Page 174 - A Woman Is No Man
P. 174
Isra
Spring 1994
The books kept Isra company. All it took to soothe her worries was to slip
inside their pages. In an instant, her world would cease to exist, and another
would rush to life. She felt herself come alive, felt something inside her
crack open. What was it? Isra didn’t know. But the longing to connect to
something filled her. She went to bed bewildered that she had felt herself so
vividly in another place, that she could almost swear she’d come to life by
night and the fictional world was the place she actually existed.
But there were also days when the books didn’t seem quite as soothing.
Days when reading would turn her mind and force her to question the
patterns of her life, which only made her more upset. On these days, Isra
dreaded getting up in the morning. She was aware in a fresh way of how
powerless she was, and this realization flipped her upside down. Listening
to the characters in her books, it was clear to Isra how weak she was, and
the enormous effort it would take to transform herself into one of the
worthy heroines of these tales, each managing to find her voice by her
story’s end.
Isra didn’t know what to do with her conflicting thoughts, didn’t know
how to fix her life. If she were a character in one of her books, what would
she be expected to do? Stand up to Adam? How, when she had a handful of
children depending on her in a foreign place, with nowhere to go?

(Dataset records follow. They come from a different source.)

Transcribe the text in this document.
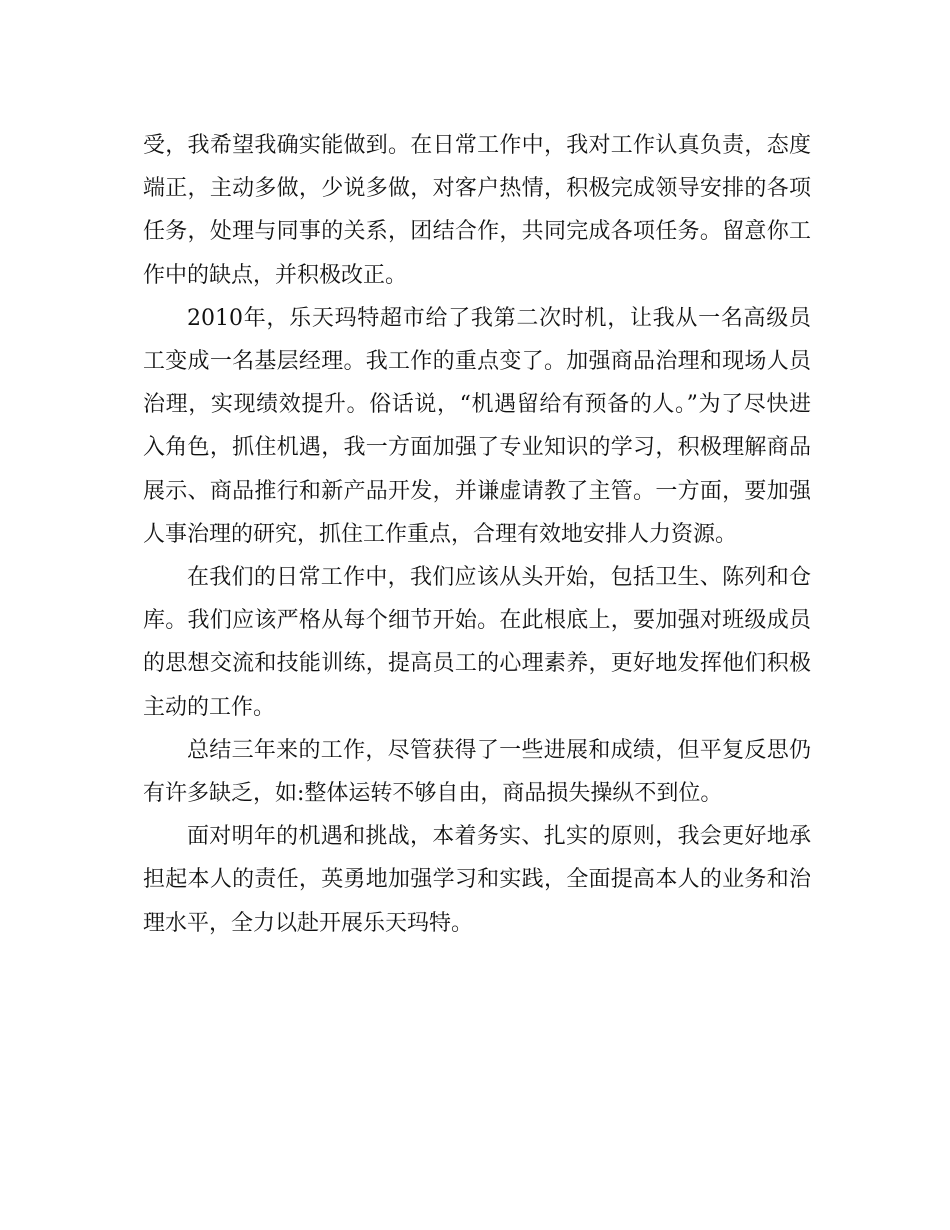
受，我希望我确实能做到。在日常工作中，我对工作认真负责，态度端正，主动多做，少说多做，对客户热情，积极完成领导安排的各项任务，处理与同事的关系，团结合作，共同完成各项任务。留意你工作中的缺点，并积极改正。

2010年，乐天玛特超市给了我第二次时机，让我从一名高级员工变成一名基层经理。我工作的重点变了。加强商品治理和现场人员治理，实现绩效提升。俗话说，“机遇留给有预备的人。”为了尽快进入角色，抓住机遇，我一方面加强了专业知识的学习，积极理解商品展示、商品推行和新产品开发，并谦虚请教了主管。一方面，要加强人事治理的研究，抓住工作重点，合理有效地安排人力资源。

在我们的日常工作中，我们应该从头开始，包括卫生、陈列和仓库。我们应该严格从每个细节开始。在此根底上，要加强对班级成员的思想交流和技能训练，提高员工的心理素养，更好地发挥他们积极主动的工作。

总结三年来的工作，尽管获得了一些进展和成绩，但平复反思仍有许多缺乏，如:整体运转不够自由，商品损失操纵不到位。

面对明年的机遇和挑战，本着务实、扎实的原则，我会更好地承担起本人的责任，英勇地加强学习和实践，全面提高本人的业务和治理水平，全力以赴开展乐天玛特。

Isra
resented her books in these moments when she thought about the limits of
her life and how easy courage seemed when you boiled it down to a few
words on paper.
You can’t compare your life to fiction, a voice inside her head
whispered. In the real world, a woman belongs at home. Mama was right
all along.
But Isra wasn’t entirely convinced. As much as she tried to console
herself with these thoughts, inside her a flicker of hope had been reignited.